Slack is a cloud-based set of proprietary team collaboration tools and services, founded by Stewart Butterfield. Slack began as an internal tool used by his company, Tiny Speck, in the development of Glitch, a now defunct online game. The name is an acronym for “Searchable Log of All Conversation and Knowledge”
In 2016 Fall semester, We started using Slack with Knowledge and Data Integration (KDI) course, which is the one of the MSc course our group teaches, in an unofficial, low-key experiment — basically just a secondary platform during the course and a place to dump files, give instructions and links.
Slack is very easy to use because you can get up and running very quickly. It’s basically a chartbord with lots of smart, elegantly integrated features that are there when you need them but stay out of the way when you don’t. These include:
- Direct Messages — like DMs or private messages anywhere else.

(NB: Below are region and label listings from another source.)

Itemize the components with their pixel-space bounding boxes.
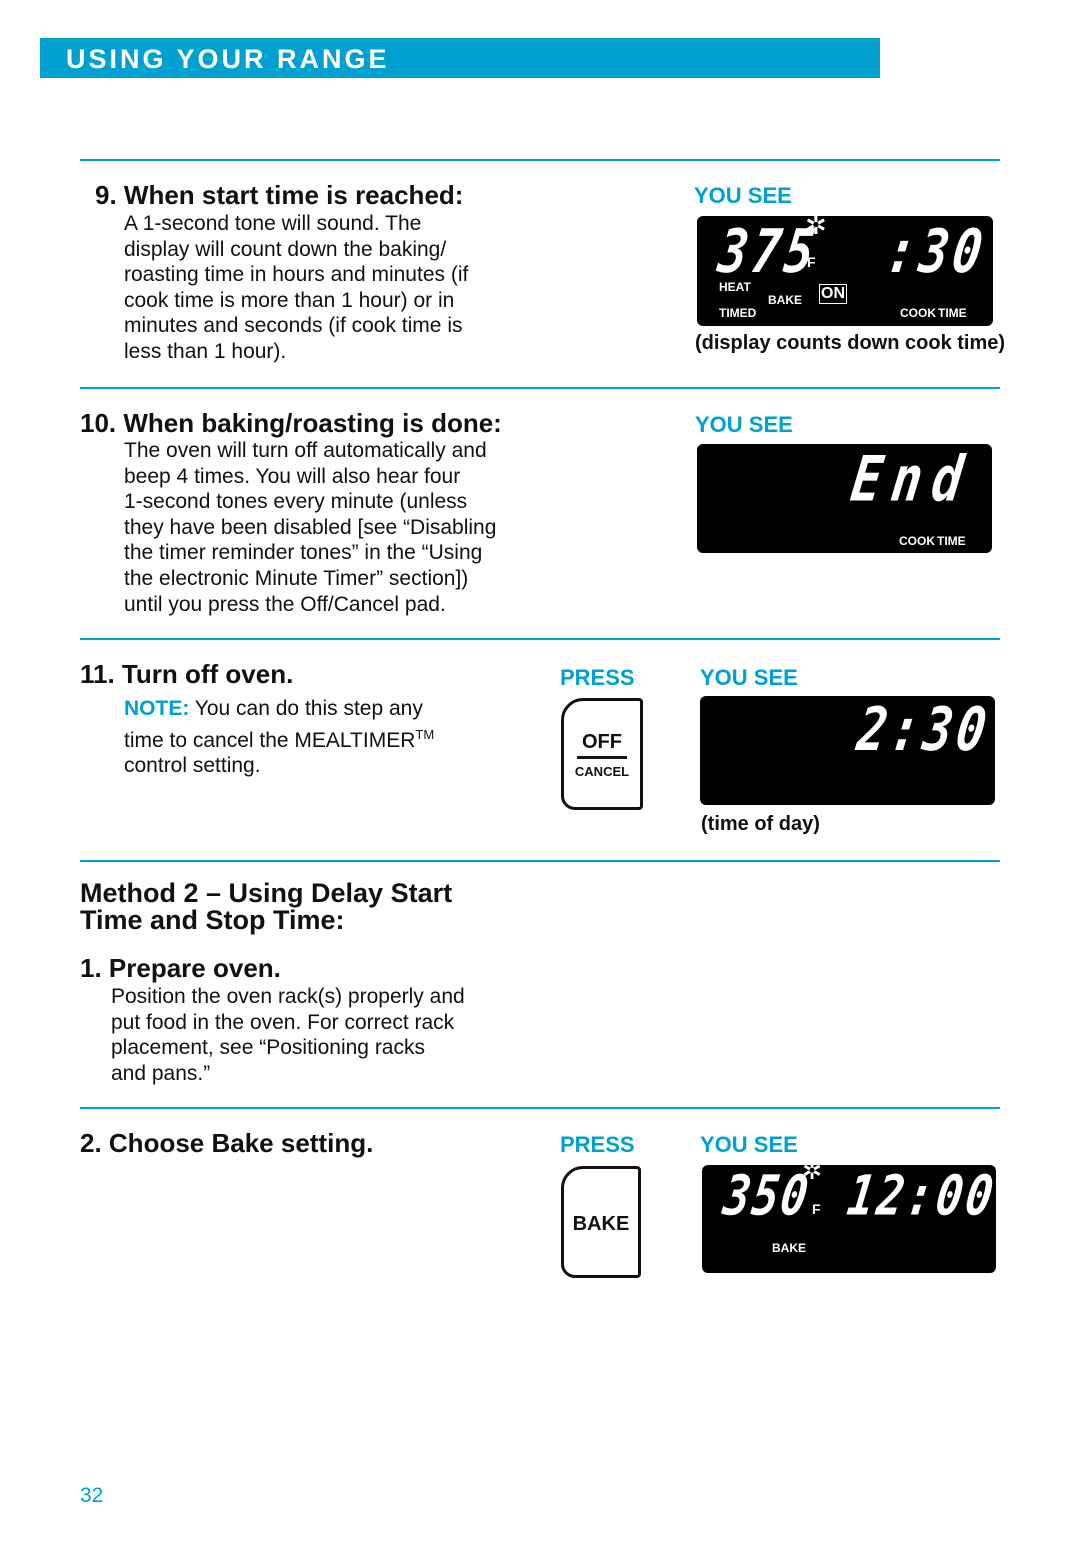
display-label: BAKE xyxy=(768,293,803,307)
display-label: COOK xyxy=(899,534,935,548)
display-time: 12:00 xyxy=(843,1164,1000,1229)
step-10-title: 10. When baking/roasting is done: xyxy=(80,408,502,438)
step-10-body: The oven will turn off automatically and… xyxy=(124,439,497,616)
display-unit: F xyxy=(807,254,816,270)
press-label: PRESS xyxy=(560,1132,635,1157)
step-11-title: 11. Turn off oven. xyxy=(80,659,294,689)
off-cancel-button[interactable]: OFF CANCEL xyxy=(561,698,643,810)
you-see-label: YOU SEE xyxy=(694,183,792,208)
step-9-title: 9. When start time is reached: xyxy=(95,180,464,210)
heat-icon: ✲ xyxy=(805,210,827,240)
display-label: BAKE xyxy=(772,1241,807,1255)
display-label: ON xyxy=(819,284,847,304)
display-label: HEAT xyxy=(719,280,751,294)
step-11-note: NOTE: You can do this step any time to c… xyxy=(124,697,435,778)
display-temp: 350 xyxy=(719,1164,814,1229)
m2-step-2-title: 2. Choose Bake setting. xyxy=(80,1128,374,1158)
you-see-label: YOU SEE xyxy=(700,1132,798,1157)
step-9-body: A 1-second tone will sound. The display w… xyxy=(124,212,469,363)
you-see-label: YOU SEE xyxy=(695,412,793,437)
heat-icon: ✲ xyxy=(802,1158,823,1185)
divider xyxy=(80,638,1000,640)
divider xyxy=(80,1107,1000,1109)
oven-display: 375 ✲ F :30 HEAT TIMED BAKE ON COOK TIME xyxy=(697,210,993,326)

- Posts — longer than a status update, but more pared down than a full on blog or word processor document.
- Snippets — Chunks of syntax-highlighted code for when that’s the thing you need to share.
- @replies — much like on Twitter, these can help with conversation threading.
- emoji — embracing the contemporary digital vernacular. (Slack also lets you create custom emoji, and you can adjust the skin tone of emoji with people or hands.)
Registering students in #slack
For registering students you just need to add the email address (see the figure below). Then they will get an invitation to join the group discussion specially created for the particular course.
From the left panel of the interface, we can check the total number of students who are registered in the course as well as the category of discussion. A discussion could be on a different topic such as general (#general), project related (#projectissues) or random (#random).
From the below picture, we can see how one specific question asked by a student name @gautamshahi about “Alignment of our Ontology with Top-Level ontology”, was answered by another student (i.e. @katharinannamarie) with one screenshot.
With the help of slack, it is very easy to handle all types of qureies a student wanted to ask. Sometimes students may have some doubt or face some specific issues related to project, whereas some other student may already solve that issue. As slack is a collaborative platform and visible to all students, it may happen that one student can answer some specific question asked by another student before their teacher reply to them.